"Василий Семенович Гроссман. Добро вам!" - читать интересную книгу автора

замотанными платками, готовили глиняную кашу. Когда осколки розового камня
попадали в приезжего, глаза женщин смешливо поблескивали из-под платков.
В этот же день переводчик имел беседу с ишачком и овечкой, шедшими по
тротуару в сторону горного пастбища. Он заметил, что по тротуарам в поселке
ходят главным образом овцы, телята, коровы и лошади. А люди и собаки
почему-то ходили в Цахкадзоре по мостовой. Ишачок сперва довольно
внимательно слушал русскую речь, а потом прижал уши, повернулся задом и
хотел ударить переводчика копытцем. Его милое, добродушное личико с толстым
славным носиком вдруг преобразилось, стало злым, нехорошим, верхняя губа
наморщилась, обнажились огромные зубы. А овца, которую хотел погладить
переводчик, прижалась к ослику, ища у него покровительства и защиты. Было в
этом что-то непередаваемо трогательное - овца инстинктом чувствует, что
протянутая к ней рука человека несет смерть, и вот она хотела уберечься от
смерти, искала у четвероногого ослики защиты от той руки, что создала сталь
и термоядерное оружие.
В этот же день приезжий купил в сельмаге кусок детского мыла, зубную
пасту, сердечные капли. Переводчик шел в сторону дома и думал об овце.

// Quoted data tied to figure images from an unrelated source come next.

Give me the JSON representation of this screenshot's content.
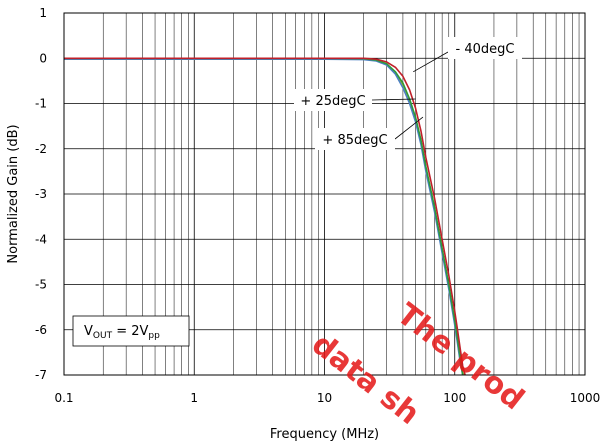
{
  "chart_data": {
    "type": "line",
    "title": "",
    "xlabel": "Frequency (MHz)",
    "ylabel": "Normalized Gain (dB)",
    "x_scale": "log",
    "xlim": [
      0.1,
      1000
    ],
    "ylim": [
      -7,
      1
    ],
    "x_tick_labels": [
      "0.1",
      "1",
      "10",
      "100",
      "1000"
    ],
    "y_tick_labels": [
      "1",
      "0",
      "-1",
      "-2",
      "-3",
      "-4",
      "-5",
      "-6",
      "-7"
    ],
    "grid": true,
    "series": [
      {
        "name": "- 40degC",
        "color": "#c0202a",
        "x": [
          0.1,
          1,
          10,
          20,
          25,
          30,
          35,
          40,
          45,
          50,
          55,
          60,
          70,
          80,
          90,
          100,
          105,
          110,
          115,
          120
        ],
        "y": [
          0,
          0,
          0,
          0,
          -0.02,
          -0.08,
          -0.2,
          -0.4,
          -0.7,
          -1.1,
          -1.6,
          -2.2,
          -3.1,
          -4.0,
          -4.8,
          -5.6,
          -6.0,
          -6.4,
          -6.8,
          -7.0
        ]
      },
      {
        "name": "+ 25degC",
        "color": "#2e9a3a",
        "x": [
          0.1,
          1,
          10,
          20,
          25,
          30,
          35,
          40,
          45,
          50,
          55,
          60,
          70,
          80,
          90,
          100,
          105,
          110,
          115
        ],
        "y": [
          0,
          0,
          0,
          -0.01,
          -0.04,
          -0.12,
          -0.3,
          -0.55,
          -0.9,
          -1.3,
          -1.8,
          -2.4,
          -3.3,
          -4.2,
          -5.0,
          -5.8,
          -6.2,
          -6.6,
          -7.0
        ]
      },
      {
        "name": "+ 85degC",
        "color": "#4a7fc4",
        "x": [
          0.1,
          1,
          10,
          20,
          25,
          30,
          35,
          40,
          45,
          50,
          55,
          60,
          70,
          80,
          90,
          100,
          105,
          110,
          115
        ],
        "y": [
          -0.02,
          -0.02,
          -0.02,
          -0.03,
          -0.06,
          -0.15,
          -0.35,
          -0.65,
          -1.0,
          -1.4,
          -1.9,
          -2.5,
          -3.4,
          -4.3,
          -5.1,
          -5.9,
          -6.3,
          -6.7,
          -7.0
        ]
      },
      {
        "name": "",
        "color": "#b8b020",
        "x": [
          0.1,
          1,
          10,
          20,
          25,
          30,
          35,
          40,
          45,
          50,
          55,
          60,
          70,
          80,
          90,
          100,
          105,
          110,
          115,
          118
        ],
        "y": [
          0,
          0,
          -0.01,
          -0.02,
          -0.05,
          -0.13,
          -0.32,
          -0.6,
          -0.95,
          -1.35,
          -1.85,
          -2.45,
          -3.35,
          -4.25,
          -5.05,
          -5.85,
          -6.25,
          -6.65,
          -6.95,
          -7.0
        ]
      }
    ],
    "annotations": [
      {
        "text": "- 40degC",
        "target": [
          48,
          -0.3
        ]
      },
      {
        "text": "+ 25degC",
        "target": [
          50,
          -0.9
        ]
      },
      {
        "text": "+ 85degC",
        "target": [
          57,
          -1.3
        ]
      }
    ],
    "condition_label": {
      "prefix": "V",
      "sub1": "OUT",
      "middle": " = 2V",
      "sub2": "pp"
    },
    "watermark": {
      "line1": "The prod",
      "line2": "data sh"
    }
  }
}
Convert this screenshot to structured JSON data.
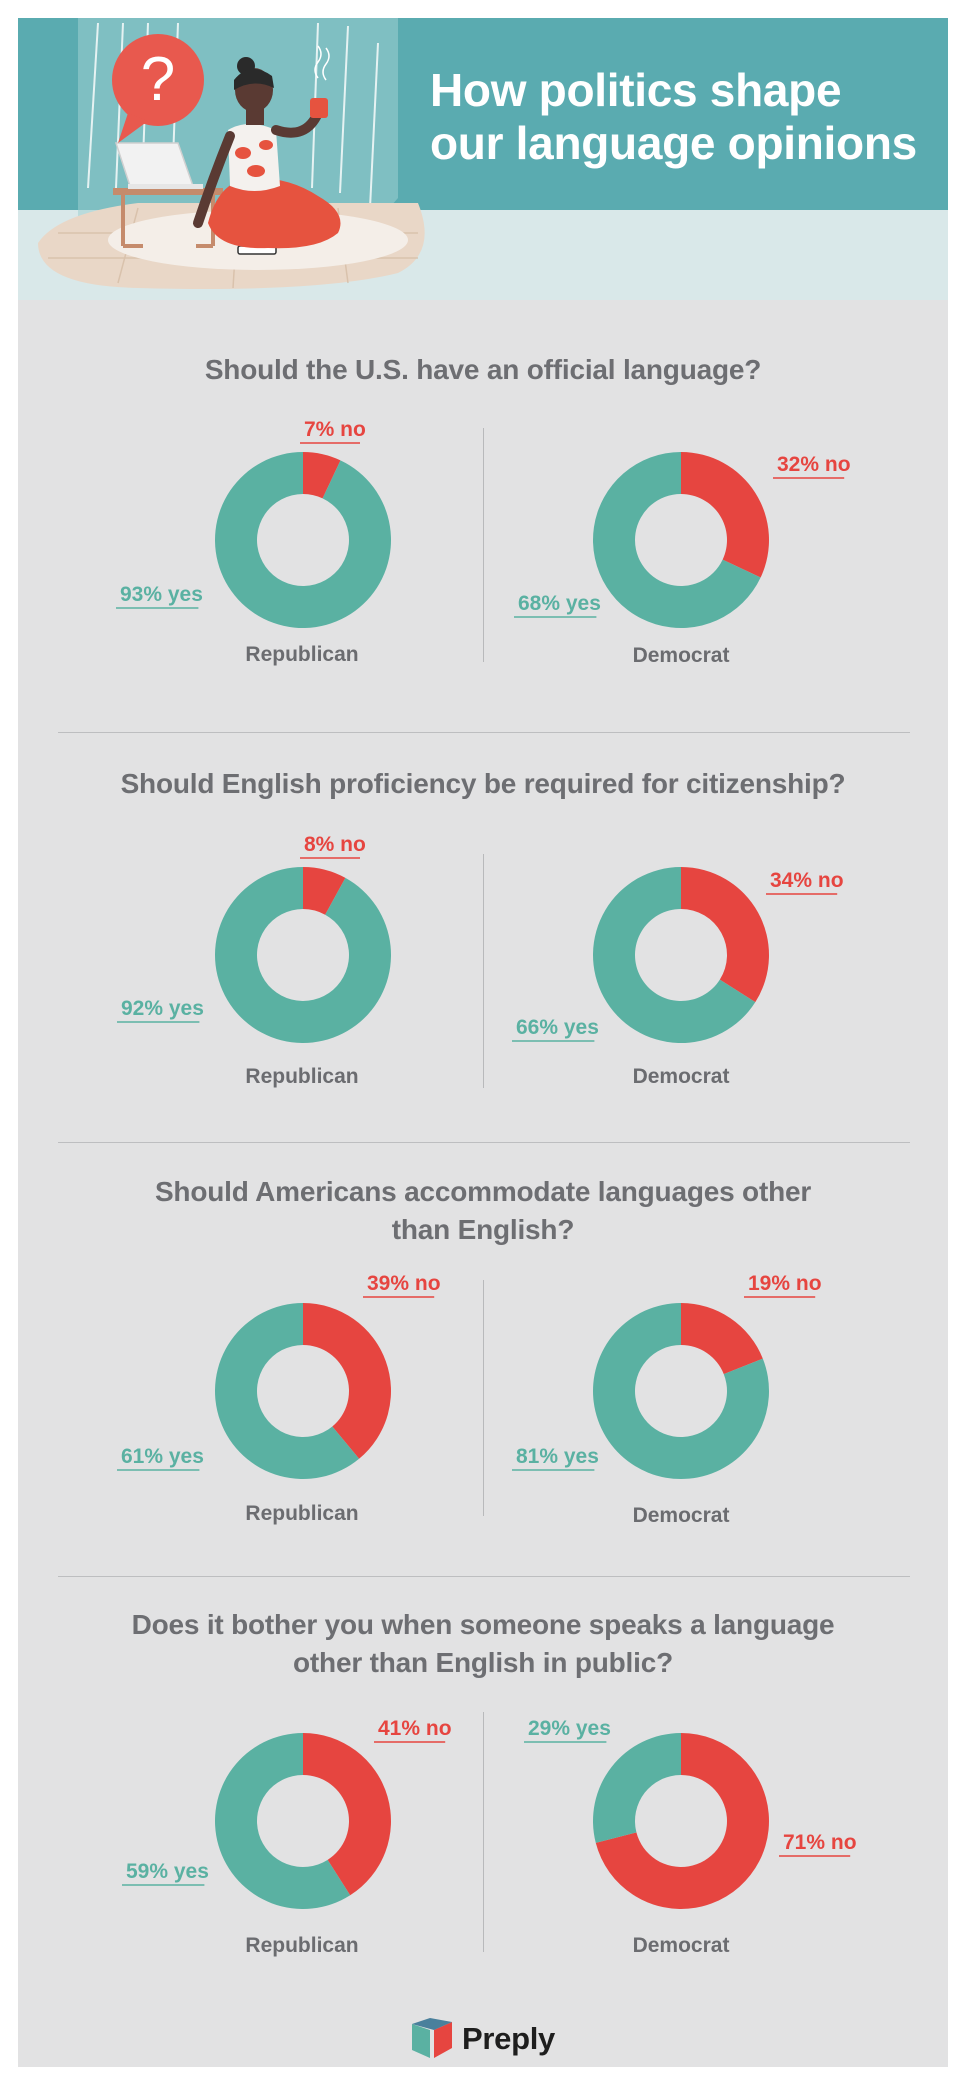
{
  "header": {
    "title": "How politics shape\nour language opinions",
    "illustration_icon": "question-bubble-icon"
  },
  "colors": {
    "yes": "#5ab1a2",
    "no": "#e64540",
    "background": "#e2e2e3",
    "header": "#5aabb0"
  },
  "sections": [
    {
      "question": "Should the U.S. have an official language?"
    },
    {
      "question": "Should English proficiency be required for citizenship?"
    },
    {
      "question": "Should Americans accommodate languages other\nthan English?"
    },
    {
      "question": "Does it bother you when someone speaks a language\nother than English in public?"
    }
  ],
  "chart_data": [
    {
      "type": "pie",
      "style": "donut",
      "section": 0,
      "title": "Republican",
      "slices": [
        {
          "label": "no",
          "value": 7,
          "text": "7% no"
        },
        {
          "label": "yes",
          "value": 93,
          "text": "93% yes"
        }
      ]
    },
    {
      "type": "pie",
      "style": "donut",
      "section": 0,
      "title": "Democrat",
      "slices": [
        {
          "label": "no",
          "value": 32,
          "text": "32% no"
        },
        {
          "label": "yes",
          "value": 68,
          "text": "68% yes"
        }
      ]
    },
    {
      "type": "pie",
      "style": "donut",
      "section": 1,
      "title": "Republican",
      "slices": [
        {
          "label": "no",
          "value": 8,
          "text": "8% no"
        },
        {
          "label": "yes",
          "value": 92,
          "text": "92% yes"
        }
      ]
    },
    {
      "type": "pie",
      "style": "donut",
      "section": 1,
      "title": "Democrat",
      "slices": [
        {
          "label": "no",
          "value": 34,
          "text": "34% no"
        },
        {
          "label": "yes",
          "value": 66,
          "text": "66% yes"
        }
      ]
    },
    {
      "type": "pie",
      "style": "donut",
      "section": 2,
      "title": "Republican",
      "slices": [
        {
          "label": "no",
          "value": 39,
          "text": "39% no"
        },
        {
          "label": "yes",
          "value": 61,
          "text": "61% yes"
        }
      ]
    },
    {
      "type": "pie",
      "style": "donut",
      "section": 2,
      "title": "Democrat",
      "slices": [
        {
          "label": "no",
          "value": 19,
          "text": "19% no"
        },
        {
          "label": "yes",
          "value": 81,
          "text": "81% yes"
        }
      ]
    },
    {
      "type": "pie",
      "style": "donut",
      "section": 3,
      "title": "Republican",
      "slices": [
        {
          "label": "no",
          "value": 41,
          "text": "41% no"
        },
        {
          "label": "yes",
          "value": 59,
          "text": "59% yes"
        }
      ]
    },
    {
      "type": "pie",
      "style": "donut",
      "section": 3,
      "title": "Democrat",
      "slices": [
        {
          "label": "no",
          "value": 71,
          "text": "71% no"
        },
        {
          "label": "yes",
          "value": 29,
          "text": "29% yes"
        }
      ]
    }
  ],
  "footer": {
    "logo_text": "Preply",
    "logo_icon": "preply-logo-icon"
  }
}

У овцы светлые глаза, они какие-то виноградно-стеклянные. У овцы
человеческий профиль - таинственный, равнодушный, неумный. Тысячелетиями
пастухи смотрят на овец. Овцы смотрят на пастухов, и вот они стали похожи.
Глаза овцы как-то по-особому отчужденно-стеклянно смотрят на человека, так
не смотрят на человека глаза лошади, собаки, кошки...
Вот такими брезгливыми, отчужденными глазами смотрели бы обитатели гетто
на своих гестаповских тюремщиков, если бы гетто существовало пять тысяч лет
и каждый день на протяжении этих тысячелетий гестаповцы отбирали старух и
детей для уничтожения в газовых камерах.
Боже, боже, как долго должен человек вымаливать прощение у овцы, чтобы она
простила его, не смотрела на него стеклянным взглядом! Какое кроткое и
гордое презрение в этом стеклянном взгляде, какое божественное превосходство
безгрешного травоядного над убийцей, пишущим книги и создающим
кибернетические машины... Переводчик каялся перед овцой и знал, что завтра
будет есть ее мясо.
Прошел еще день и еще день. Приезжий перестал чувствовать себя заморским
попугаем на улицах горного поселка. И вот люди, встречая его, стали
здороваться с ним. И вот он стал здороваться с жителями поселке.
Он уже знал девушек с почты, продавца из сельмага, учителя физики с лицом
оперного злодея, ночного сторожа - меланхоличного человека с ружьем, двух
пастухов, старика, охранявшего тысячелетние стены Кичкарийского монастыря,
он знал Карапета-агу, седого и голубоглазого репатрианта из Сирии, стоявшего
у прилавка деревенской столовой, знал статного красавца шофера Володю
Галосяна, знал безумного старика Андреаса, знал женщину, кормившую индеек
под инжирным деревом, знал ребят-шоферов с трехтонных грузовиков,
проносившихся подобно урагану по крутым улочкам, - у этих ребят были души
орлов и виртуозные пальцы Паганини.
В писательском доме я уже знал, какая милая и добрая улыбка у худенькой
поварихи Кати, знал, как она краснеет, если хвалят сваренный ею суп. Катя
рассказала мне, что она приехала в Армению из Запорожья, рассказала, что муж
ее молоканин. Она, смущаясь, рассказала, как ей странно, что на свадьбах
молокане пьют чай и не прикасаются к вину, и какая странная секта - прыгуны.